BALTIMORE - When State's Attorney Marilyn Mosby announced the indictments of six Baltimore police officers in the death of Freddie Gray on Friday, she said that the charges were "not an indictment of the entire police force."

But former NYPD officer and prosecutor Professor Eugene O'Donnell, who has written about police-minority relations, disagrees.

"This is a spectacular institutional failure," O'Donnell told 48 Hours' Crimesider. "The police chief should go over this. He should go today."

In her press conference Friday morning, Mosby, Maryland's attorney for Baltimore City, said the officers "illegally" arrested Gray. She said the encounter began when two officers "made eye contact with Mr.

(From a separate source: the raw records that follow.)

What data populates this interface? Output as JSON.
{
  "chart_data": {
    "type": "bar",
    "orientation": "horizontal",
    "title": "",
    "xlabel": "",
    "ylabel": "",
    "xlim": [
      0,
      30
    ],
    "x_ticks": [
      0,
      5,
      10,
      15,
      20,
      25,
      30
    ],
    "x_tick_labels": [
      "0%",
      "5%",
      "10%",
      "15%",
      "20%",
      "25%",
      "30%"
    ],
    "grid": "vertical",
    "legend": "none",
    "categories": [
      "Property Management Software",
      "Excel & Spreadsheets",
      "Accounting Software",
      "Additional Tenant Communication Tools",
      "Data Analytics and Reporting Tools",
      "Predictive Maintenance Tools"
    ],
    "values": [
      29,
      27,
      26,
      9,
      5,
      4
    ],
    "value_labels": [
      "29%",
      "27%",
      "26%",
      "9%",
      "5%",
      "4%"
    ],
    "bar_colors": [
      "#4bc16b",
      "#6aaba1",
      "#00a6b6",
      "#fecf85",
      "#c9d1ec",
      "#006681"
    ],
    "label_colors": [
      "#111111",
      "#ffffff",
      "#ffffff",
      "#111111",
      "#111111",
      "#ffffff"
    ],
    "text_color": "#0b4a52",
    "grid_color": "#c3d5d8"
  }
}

Gray," who ran, but then surrendered. On his person, officers found a knife, which Mosby said was legal.

"Lt. Rice, Officer Miller and Officer Nero failed to establish probable cause for Mr. Gray's arrest as no crime had been committed by Mr. Gray," said Mosby before a crowd.

She went on: "Mr. Gray suffered a severe and critical neck injury as a result of being handcuffed, shackled by his feet and unrestrained inside of the Baltimore Police Department wagon." And, despite Gray's pleas for help, as well as multiple officers checking on him multiple times, Mosby said the officers chose to respond to subsequent calls instead of seeking medical aid for Gray.

"This is the kind if thing you'd see in a third world country," said O'Donnell, now a professor at John Jay College of Criminal Justice. "A guy is arrested for running, thrown in a van, driven around town, and then dies."

John DeCarlo, the former chief of police in Branford, Conn., told Crimesider that the charges didn't surprise him because "what these cops did was tantamount to torture."

That said, O'Donnell thinks Mosby may have overcharged the cops and says that the case against them is "not a slam dunk."

The police union that represents the officers issued a statement Friday saying that "each of the officers diligently balanced their obligations to protect Mr. Gray and discharge their duties to protect the public."